An interview with Andrew Zawacki by Brian Teare (page 7)
BT: I’ve long thought of you as one of the most elegant, interesting prose poets of my generation, one whose work, along with that of Karen Volkman’s Spar, yokes discursive complexity and dense lyric syntax via parataxis. So I was surprised by the lack of prose poems in the latest book. First of all, is it possible for you to describe the place the prose poem has tended to occupy in your poetic practice—what has it traditionally allowed you as a poet that verse has not? And second, could you speculate as to its absence from the period of time during which you were writing Petals of Zero Petals of One?
AZ: I think that, early on, in the rush to get so much down—the particulars of foreign settings that kept replicating themselves, the dissolution of a spiritual faith and the air crash of a long love affair, a newfound zeal for the onomatopoeias and etymologies of language, the modalities of light—the prose poem simply struck me as the most elastic format. In fact, I’m not sure how much I was even conscious of writing prose—I was tiling ideas and emotions and objects into the most flexible frame I could find, and prose, because it eschewed a whole bevy of decisions about line length, visual arrangement, velocities of pacing between vertical cascade and horizontal languor, and so on (even as it renounced the many possibilities that “verse” might have offered), allowed me to start cutting to a chase that, for better or worse, I feared would slip off unrecorded otherwise. The prose poem seemed to allow, even encourage, the play of so many brilliant tesserae, without leveling any corresponding pressure to assemble a fresco. It was my way of wrestling what Hocquard, in Une Grammaire de Tanger, calls the “irreducibility of fragments to reintegrate the original whole,” and he claims that such fragments, having shucked the support of a model, initiate a “redistribution of the world.” I’m talking again about “Mise en scène,” mainly, and my excitement at being able to think in a poem—essayistically if you will, but centrifugally, as well—without renouncing its status as a poem.
A naïveté went along with that, since poets have been hashing out arguments in their poetry for as long as poetry has been written, and I knew that; but the prose poem allowed a less fraught forum for articulating my obsessions than anything else.

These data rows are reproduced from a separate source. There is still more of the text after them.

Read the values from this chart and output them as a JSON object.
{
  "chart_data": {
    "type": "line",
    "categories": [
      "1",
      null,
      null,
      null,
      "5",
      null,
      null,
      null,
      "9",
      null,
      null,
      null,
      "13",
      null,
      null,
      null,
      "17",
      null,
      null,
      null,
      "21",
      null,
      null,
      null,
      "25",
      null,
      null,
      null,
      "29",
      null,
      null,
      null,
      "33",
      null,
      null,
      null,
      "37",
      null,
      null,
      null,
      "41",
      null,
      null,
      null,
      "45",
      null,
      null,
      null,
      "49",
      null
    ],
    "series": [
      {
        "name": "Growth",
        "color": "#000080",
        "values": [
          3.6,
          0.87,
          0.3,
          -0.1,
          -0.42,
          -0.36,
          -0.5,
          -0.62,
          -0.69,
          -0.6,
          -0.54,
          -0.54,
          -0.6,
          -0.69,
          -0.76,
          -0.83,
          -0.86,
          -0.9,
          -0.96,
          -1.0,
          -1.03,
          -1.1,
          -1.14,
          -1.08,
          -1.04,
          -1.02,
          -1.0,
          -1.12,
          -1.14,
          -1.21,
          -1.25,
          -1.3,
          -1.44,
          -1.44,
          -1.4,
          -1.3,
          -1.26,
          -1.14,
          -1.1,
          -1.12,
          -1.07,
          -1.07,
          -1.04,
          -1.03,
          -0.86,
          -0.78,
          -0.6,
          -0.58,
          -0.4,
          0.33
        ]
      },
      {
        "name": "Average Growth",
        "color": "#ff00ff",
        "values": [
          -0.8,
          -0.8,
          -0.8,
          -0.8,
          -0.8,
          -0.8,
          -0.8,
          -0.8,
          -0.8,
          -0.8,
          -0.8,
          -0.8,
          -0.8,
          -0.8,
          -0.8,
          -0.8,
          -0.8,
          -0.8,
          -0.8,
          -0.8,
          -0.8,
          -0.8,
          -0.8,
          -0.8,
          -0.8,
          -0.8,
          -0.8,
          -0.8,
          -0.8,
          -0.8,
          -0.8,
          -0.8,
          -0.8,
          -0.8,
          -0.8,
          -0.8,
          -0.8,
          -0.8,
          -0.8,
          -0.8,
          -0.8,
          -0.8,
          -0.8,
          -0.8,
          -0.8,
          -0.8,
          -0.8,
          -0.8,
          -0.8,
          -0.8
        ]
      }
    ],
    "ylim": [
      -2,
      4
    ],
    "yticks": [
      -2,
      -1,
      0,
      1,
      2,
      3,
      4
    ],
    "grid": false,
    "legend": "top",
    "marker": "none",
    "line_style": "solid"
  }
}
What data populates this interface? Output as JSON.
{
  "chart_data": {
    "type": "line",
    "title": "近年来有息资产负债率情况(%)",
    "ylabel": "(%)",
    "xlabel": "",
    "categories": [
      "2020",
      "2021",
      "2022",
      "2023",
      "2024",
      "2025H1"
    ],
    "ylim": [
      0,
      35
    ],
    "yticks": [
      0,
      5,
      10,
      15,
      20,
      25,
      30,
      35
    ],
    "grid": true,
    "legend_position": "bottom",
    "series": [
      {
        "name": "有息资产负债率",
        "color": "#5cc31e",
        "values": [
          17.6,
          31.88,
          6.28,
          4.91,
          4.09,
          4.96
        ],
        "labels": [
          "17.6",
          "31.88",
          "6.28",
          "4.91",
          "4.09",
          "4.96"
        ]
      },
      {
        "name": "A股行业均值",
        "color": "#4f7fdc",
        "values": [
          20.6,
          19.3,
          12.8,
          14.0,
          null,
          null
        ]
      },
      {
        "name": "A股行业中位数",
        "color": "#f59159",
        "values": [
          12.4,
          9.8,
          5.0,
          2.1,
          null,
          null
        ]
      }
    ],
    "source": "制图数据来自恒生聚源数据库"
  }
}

Once the series got off the ground, I became enthralled by the rhetorical and exegetical vistas it opened up, the compensatory thrills it promised and demands it leveled in the absence of end-rhyme, clear-cut stanzas and stanza breaks, the breath as measure of a line or the page as a field of topographical signs and space. Throughout all this, I did get interested in the prose poem as such, its history and development, its critical reception—or lack thereof (I was acutely aware of its impeccable pedigree in France and the utter lack of respect shown it in the UK)—, but it was truly the experience of being “in” my prose poems and loading, even overloading them with everything in my mental, emotional, and perceptive life that seemed to matter, that made working in “the form that isn’t one” so compelling. Even its status as an outlier or outcast, as a form perhaps defined as much by what it’s not as by what it is—a form without a proper definition of its “own,” without a “proper”—endeared it to me. By the time I relocated to Melbourne three years later and started working on what would become “Masquerade,” I had developed a familiarity with the prose poem that made it second nature, a natural repository for the work I wanted to do on the Australian outback.
I suppose it was that same relative comfort with the prose poem that has resulted in my avoidance of it more recently—not consciously, although I’m often conscious of not wanting to go where I’ve been before, but just sort of reflexively. I like to think we outgrow our own poems every day, the same way we outgrow the person we were the day before, that there is a restlessness and sometimes even a disgust that accompanies writing anything. I certainly haven’t gotten disgusted with the prose poem—in fact, the dream of my next book, now that “Videotape” has been completed, is a work entirely in unbroken prose—, but lately I’ve felt myself urged toward writing that’s far from the density that, for me anyway, the prose poem has always demanded.
It’s funny, I remember asking Charles Wright the same thing, back in 1997 or so: why don’t you write prose poems any more? He quoted Montale, I think, as saying that all poems begin in prose and long to return there (and admitted that he, Charles, didn’t feel like returning there). I’d be hard pressed to say where, if anywhere, poems come from, though prose does keep asserting itself in my practice. The prose poem must serve as a way station for me, some phase or passage that my work might always threaten to run through, as if writing were a movement of negativity and the prose poem one of the obstacles it uses and then either spits out or sublates. I’ll go back there, I guess, but only provided that such a return would be a means of moving ahead. I don’t want the prose poem to be a default mode, a fallback position, a pair of training wheels. I’m looking for other ways out.